Trump versprach abermals, er werde an den Steuererleichterungen „für alle“ festhalten, doch die Debatte über den kommenden Haushalt und die Finanzierung einer solchen Maßnahmen spaltet auch die Republikaner. Der Präsident äußerte am Dienstagabend denn auch eine Drohung an die eigenen Leute: Alle, die dort säßen, würden ja sicherlich für Steuererleichterungen stimmen. „Denn sonst glaube ich nicht, dass die Leute euch noch mal ins Amt wählen“.
Ähnlich war die Situation, als Trump dann auf die Außenpolitik zu sprechen kam. Er kündigte abermals an, man werde sich den Panamakanal zurückholen, und machte dann Außenminister Marco Rubio als Sündenbock aus, sollte das nicht klappen. Ob bei der Bestätigung im Senat nicht auch alle Demokraten für Rubio gestimmt hätten? „Das macht mich entweder sehr, sehr glücklich oder stimmt mich sehr besorgt“, scherzte Trump.
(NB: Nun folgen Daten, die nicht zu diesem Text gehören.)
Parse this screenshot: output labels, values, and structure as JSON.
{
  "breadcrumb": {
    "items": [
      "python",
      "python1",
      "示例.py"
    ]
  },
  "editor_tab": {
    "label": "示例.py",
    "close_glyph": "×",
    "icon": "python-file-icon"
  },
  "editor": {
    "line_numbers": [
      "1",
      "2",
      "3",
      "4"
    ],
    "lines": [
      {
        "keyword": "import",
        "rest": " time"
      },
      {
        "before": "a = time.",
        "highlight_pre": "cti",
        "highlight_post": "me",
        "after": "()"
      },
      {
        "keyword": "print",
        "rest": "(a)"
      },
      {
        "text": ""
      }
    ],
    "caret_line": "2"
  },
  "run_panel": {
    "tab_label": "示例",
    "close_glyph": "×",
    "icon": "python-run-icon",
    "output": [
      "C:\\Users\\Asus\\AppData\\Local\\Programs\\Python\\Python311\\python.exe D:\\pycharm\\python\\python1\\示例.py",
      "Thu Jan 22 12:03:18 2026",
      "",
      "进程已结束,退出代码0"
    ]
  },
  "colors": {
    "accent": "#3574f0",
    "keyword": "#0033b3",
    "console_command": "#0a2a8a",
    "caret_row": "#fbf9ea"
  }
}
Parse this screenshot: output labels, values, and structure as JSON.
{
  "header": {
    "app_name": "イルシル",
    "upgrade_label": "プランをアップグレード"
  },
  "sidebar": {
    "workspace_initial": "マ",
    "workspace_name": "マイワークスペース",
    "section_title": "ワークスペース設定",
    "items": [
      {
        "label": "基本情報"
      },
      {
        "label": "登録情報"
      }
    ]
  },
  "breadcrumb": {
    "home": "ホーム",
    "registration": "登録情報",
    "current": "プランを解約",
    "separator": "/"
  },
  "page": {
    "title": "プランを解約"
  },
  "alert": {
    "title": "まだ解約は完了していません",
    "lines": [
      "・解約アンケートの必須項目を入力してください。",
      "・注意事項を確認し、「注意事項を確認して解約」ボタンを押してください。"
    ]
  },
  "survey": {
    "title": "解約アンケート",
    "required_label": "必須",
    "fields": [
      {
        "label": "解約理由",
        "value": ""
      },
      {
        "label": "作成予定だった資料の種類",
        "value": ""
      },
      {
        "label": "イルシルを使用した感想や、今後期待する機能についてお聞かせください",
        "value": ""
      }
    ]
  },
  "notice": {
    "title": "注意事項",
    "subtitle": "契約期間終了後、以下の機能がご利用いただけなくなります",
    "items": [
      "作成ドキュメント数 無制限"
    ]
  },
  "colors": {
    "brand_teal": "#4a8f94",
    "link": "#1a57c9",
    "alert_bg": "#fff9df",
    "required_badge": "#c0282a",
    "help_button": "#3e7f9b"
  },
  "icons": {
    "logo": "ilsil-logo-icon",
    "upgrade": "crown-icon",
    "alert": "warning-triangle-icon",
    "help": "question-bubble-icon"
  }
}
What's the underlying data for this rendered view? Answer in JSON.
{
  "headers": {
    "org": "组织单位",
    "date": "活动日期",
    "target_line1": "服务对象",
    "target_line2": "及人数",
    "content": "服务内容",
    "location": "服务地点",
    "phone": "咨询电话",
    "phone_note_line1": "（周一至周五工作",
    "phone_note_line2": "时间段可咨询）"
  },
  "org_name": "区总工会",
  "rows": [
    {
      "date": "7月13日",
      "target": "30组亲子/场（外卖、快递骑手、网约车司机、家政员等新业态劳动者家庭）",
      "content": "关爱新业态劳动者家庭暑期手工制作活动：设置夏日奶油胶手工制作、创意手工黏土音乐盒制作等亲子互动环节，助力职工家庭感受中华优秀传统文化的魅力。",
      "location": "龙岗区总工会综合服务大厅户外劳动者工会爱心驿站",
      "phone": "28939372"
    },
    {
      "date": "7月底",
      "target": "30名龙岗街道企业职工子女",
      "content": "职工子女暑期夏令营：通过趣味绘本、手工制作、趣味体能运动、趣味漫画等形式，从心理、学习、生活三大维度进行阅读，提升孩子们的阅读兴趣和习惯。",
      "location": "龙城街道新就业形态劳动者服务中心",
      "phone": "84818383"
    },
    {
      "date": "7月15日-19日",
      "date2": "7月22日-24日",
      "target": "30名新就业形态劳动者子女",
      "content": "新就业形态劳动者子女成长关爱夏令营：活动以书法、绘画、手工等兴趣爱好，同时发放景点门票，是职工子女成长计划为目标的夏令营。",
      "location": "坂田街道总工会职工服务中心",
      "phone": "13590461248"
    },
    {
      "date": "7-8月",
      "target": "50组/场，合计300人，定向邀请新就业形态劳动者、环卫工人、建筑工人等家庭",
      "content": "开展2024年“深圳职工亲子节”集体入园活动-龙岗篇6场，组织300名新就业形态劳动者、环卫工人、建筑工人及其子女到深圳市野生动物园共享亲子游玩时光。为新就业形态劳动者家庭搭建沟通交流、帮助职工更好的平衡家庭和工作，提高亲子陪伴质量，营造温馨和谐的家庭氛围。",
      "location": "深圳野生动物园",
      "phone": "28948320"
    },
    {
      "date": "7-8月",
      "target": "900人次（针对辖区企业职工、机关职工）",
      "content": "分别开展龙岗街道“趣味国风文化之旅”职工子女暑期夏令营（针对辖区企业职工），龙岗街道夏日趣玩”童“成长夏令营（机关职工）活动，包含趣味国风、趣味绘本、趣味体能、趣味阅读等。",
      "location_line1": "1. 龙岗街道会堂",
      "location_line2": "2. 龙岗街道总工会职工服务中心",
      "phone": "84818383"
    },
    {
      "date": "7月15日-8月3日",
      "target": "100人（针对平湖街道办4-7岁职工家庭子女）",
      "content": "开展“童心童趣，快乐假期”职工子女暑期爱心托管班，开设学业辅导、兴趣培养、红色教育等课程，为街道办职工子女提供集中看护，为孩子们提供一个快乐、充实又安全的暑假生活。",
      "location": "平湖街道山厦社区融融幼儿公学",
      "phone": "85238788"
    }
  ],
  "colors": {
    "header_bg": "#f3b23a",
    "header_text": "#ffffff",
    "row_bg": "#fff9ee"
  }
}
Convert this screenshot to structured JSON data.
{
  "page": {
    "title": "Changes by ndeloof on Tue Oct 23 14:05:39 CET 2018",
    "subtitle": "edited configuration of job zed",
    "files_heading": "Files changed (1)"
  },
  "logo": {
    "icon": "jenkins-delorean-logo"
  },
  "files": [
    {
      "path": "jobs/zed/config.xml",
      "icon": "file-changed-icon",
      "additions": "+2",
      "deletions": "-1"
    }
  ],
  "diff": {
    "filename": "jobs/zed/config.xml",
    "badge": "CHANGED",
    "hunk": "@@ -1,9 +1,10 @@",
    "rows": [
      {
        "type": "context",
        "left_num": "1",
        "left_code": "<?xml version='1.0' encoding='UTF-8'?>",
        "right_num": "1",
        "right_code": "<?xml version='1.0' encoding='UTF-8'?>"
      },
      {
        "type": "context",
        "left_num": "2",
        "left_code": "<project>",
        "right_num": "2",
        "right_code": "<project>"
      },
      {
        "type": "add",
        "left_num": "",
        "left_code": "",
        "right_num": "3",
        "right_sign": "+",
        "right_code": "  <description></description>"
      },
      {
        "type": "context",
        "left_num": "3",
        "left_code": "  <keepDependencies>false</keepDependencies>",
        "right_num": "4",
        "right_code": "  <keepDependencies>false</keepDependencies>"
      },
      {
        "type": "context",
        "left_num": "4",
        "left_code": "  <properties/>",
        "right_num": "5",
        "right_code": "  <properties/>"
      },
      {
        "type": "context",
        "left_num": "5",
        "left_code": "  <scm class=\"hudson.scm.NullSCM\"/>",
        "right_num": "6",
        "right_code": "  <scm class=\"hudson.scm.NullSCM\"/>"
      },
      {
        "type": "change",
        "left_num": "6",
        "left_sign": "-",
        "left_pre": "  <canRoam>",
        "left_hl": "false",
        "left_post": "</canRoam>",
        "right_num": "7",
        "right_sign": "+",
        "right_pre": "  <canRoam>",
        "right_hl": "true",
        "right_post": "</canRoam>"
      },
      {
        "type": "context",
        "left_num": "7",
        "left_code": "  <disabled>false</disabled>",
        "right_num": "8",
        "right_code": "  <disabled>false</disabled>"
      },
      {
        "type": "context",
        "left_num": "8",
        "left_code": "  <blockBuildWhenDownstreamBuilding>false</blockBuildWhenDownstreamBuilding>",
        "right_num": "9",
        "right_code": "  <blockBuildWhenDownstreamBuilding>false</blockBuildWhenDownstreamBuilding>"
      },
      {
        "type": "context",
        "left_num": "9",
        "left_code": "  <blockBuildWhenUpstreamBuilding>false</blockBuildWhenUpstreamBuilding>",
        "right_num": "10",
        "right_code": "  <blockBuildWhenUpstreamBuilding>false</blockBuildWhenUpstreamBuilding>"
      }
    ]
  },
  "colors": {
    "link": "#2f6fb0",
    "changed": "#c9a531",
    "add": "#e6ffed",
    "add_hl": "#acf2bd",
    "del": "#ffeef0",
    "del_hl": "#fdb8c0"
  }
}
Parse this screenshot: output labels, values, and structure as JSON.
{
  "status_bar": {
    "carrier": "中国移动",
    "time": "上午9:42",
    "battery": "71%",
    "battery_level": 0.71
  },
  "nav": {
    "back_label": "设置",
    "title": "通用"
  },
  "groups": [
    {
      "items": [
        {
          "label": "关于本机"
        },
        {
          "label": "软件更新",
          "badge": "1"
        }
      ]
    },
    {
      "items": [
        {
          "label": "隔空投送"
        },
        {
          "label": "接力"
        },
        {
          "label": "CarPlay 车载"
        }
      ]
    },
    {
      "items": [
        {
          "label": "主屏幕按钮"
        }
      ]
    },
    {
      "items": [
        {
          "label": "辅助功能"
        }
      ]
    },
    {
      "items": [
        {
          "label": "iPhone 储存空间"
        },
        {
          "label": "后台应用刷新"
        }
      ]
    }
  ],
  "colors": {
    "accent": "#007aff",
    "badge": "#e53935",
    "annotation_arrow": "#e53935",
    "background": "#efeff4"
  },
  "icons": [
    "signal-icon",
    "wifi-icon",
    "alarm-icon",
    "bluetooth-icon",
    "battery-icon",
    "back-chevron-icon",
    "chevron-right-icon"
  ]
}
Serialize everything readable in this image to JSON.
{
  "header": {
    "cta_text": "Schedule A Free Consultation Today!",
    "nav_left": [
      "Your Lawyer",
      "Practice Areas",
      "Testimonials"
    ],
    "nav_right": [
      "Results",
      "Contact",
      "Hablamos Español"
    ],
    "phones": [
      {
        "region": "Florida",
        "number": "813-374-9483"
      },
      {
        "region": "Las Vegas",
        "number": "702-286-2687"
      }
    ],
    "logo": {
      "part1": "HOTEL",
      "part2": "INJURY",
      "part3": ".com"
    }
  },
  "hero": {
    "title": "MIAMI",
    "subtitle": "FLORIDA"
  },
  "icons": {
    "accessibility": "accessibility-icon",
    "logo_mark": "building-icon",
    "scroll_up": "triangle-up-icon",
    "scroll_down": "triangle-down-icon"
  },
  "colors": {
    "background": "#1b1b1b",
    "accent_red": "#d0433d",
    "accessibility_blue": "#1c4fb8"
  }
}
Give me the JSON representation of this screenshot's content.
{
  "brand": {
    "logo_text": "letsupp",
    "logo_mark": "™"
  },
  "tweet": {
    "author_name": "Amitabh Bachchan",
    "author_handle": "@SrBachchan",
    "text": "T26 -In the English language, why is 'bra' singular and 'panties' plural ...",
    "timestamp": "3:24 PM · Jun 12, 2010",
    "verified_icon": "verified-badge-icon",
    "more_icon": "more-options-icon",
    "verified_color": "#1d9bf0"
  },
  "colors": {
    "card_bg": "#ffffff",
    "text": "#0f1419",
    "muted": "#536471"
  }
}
Dann schob er hinterher: Aber Rubio habe sich ja schon bewiesen.
Trump zitiert aus Brief von Selenskyj
Bis Trump auf die Ukraine zu sprechen kam, vergingen eineinhalb Stunden. Zuvor schickte er in einem Halbsatz noch eine neue Drohung in Richtung Grönland. Man respektiere die Eigenständigkeit der Grönländer, doch sollten sie doch mal über einen Eintritt in die Vereinigten Staaten nachdenken. „Ich denke, wir werden es ohnehin bekommen – auf die eine oder andere Weise“, schob Trump hinterher. Nach dem Eklat im Oval Office vor wenigen Tagen war die Ukraine das letzte wichtige Thema, bevor der Präsident zum Ende seiner Rede kam.